It is one of the oldest pilgrimage destinations in Germany. The chapel is consecrated to Saint Odile. She is usually depicted with an abbess bar and a book on which two or three eyes are lying, indicating that she was born blind and is believed to cure eye diseases. The church was built over a spring whose water contains radon which is said to alleviate eye diseases. It is open to the public.

The first chapel stood at this place in 679 (in accordance with the information board in the chapel). In around 1100 a new chapel was built. In 1503 Peter Sprung, councillor of Freiburg, and his wife Elizabeth Zehenderin donated the reconstruction of the church. The consecration took place in 1505. Several wars severely damaged the church, during the Thirty Years' War from 1632 onwards it was looted several times by the Swedes. In 1648 it was repaired. The altar structures were installed in 1663/64. At the siege of Freiburg by the Duke of Villars in 1713 it was so badly damaged that it had to be extensively rebuilt in 1714. At the same time it was extended towards the west and the up to then freestanding Saint Odile spring was integrated into the building. The last restoration took place in 1966/1967. On that occasion magnificent medieval frescoes were uncovered.

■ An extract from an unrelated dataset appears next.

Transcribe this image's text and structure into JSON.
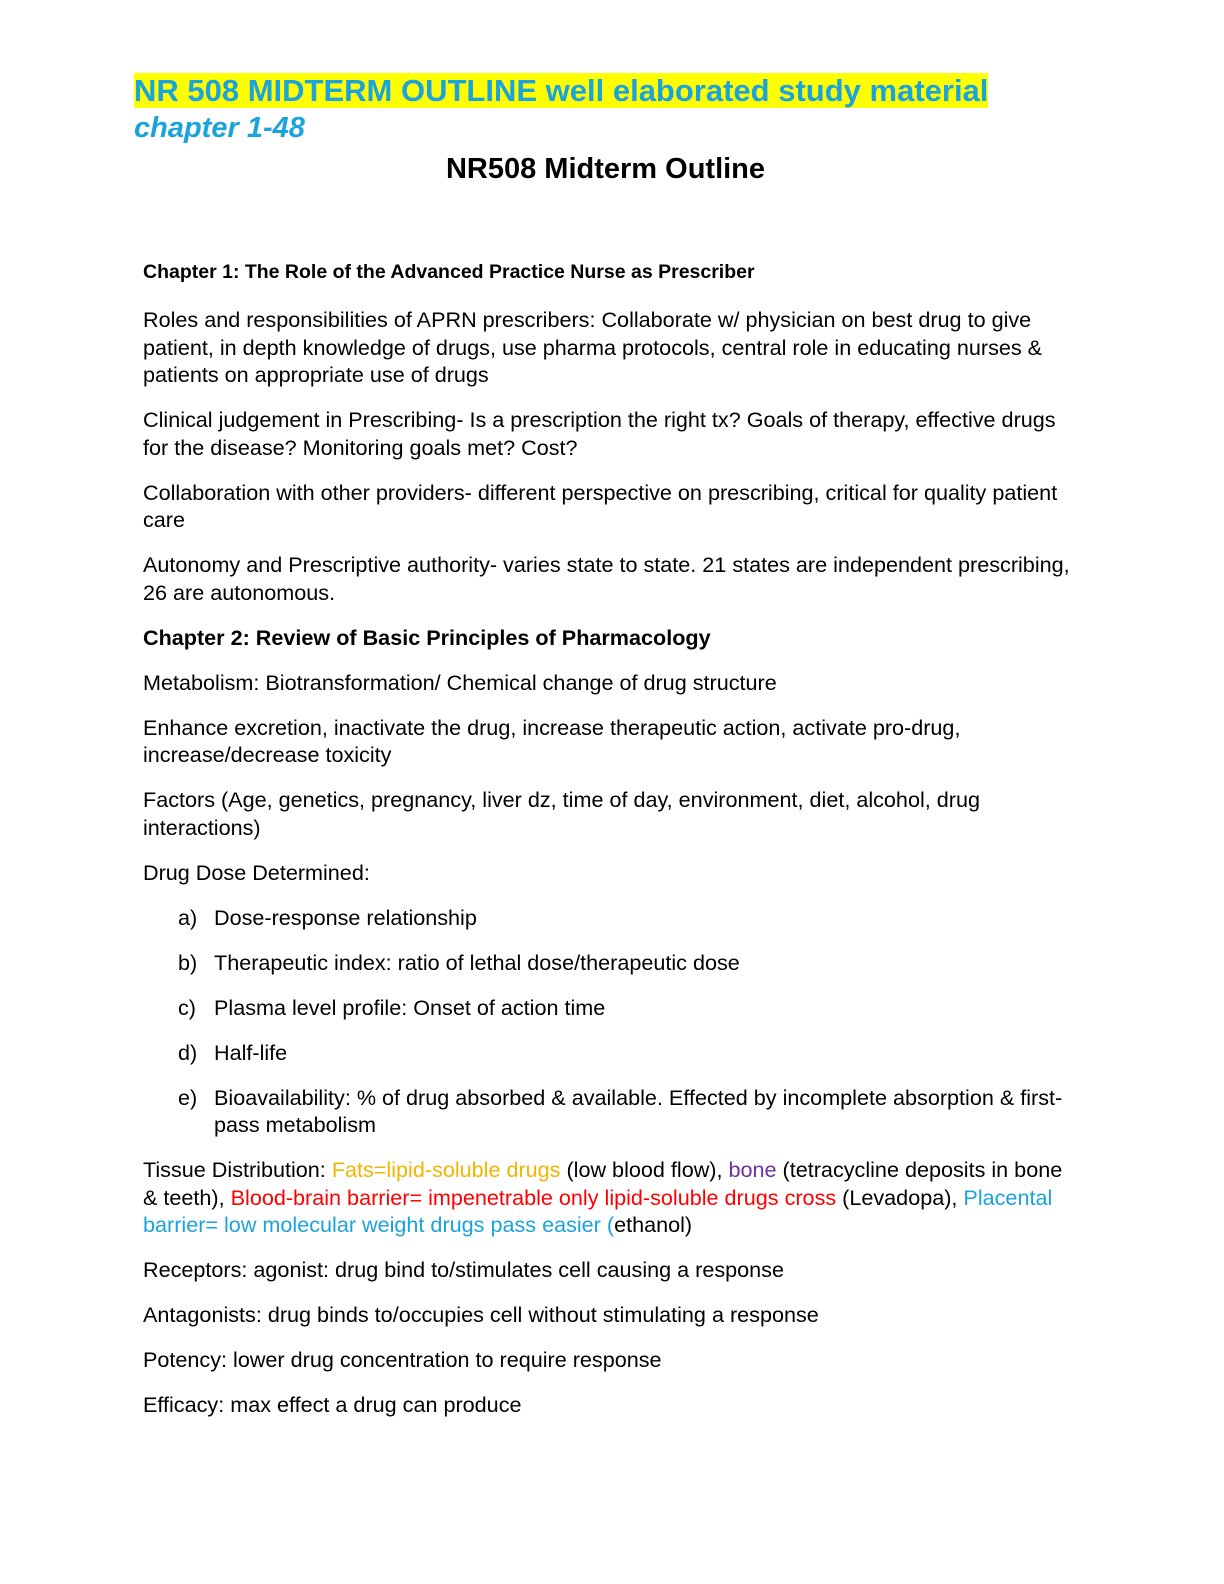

The pilgrimage reached its peak in the 16th century, the beginnings of the pilgrimage were between the 7th and 13th centuries.

The dissolution ordered in Vienna in 1770 could be averted from the hermitages and forest sanctuaries St. Odile, St. Wendelin, St. Valentine and the Loretto Chapel. Later, the closure of all subsidiary churches and chapels was ordered by an imperial decree of 1783. The estates of the chapels should be ceded in 1788 to the parish Horben. The protest of the citizens was successful: In 1791 came the decision that St. Odile could be reopened. With a reference to this decree the attempted closure by the Badish government in 1807 could be averted as well. The new friary was built in 1885/86 and in 1888 the present inn built as a successor of that building which was destroyed by fire. The site was linked in 1885 by a driveway (car-free), a further connection by a footpath from the cannon-place on the castle mountain above downtown Freiburg was added in 1903. It can also be reached by car from the Kartäuserstraße. Moreover, a way of the cross leads through the St. Odile ravine, also from the Kartäuserstraße, to the chapel.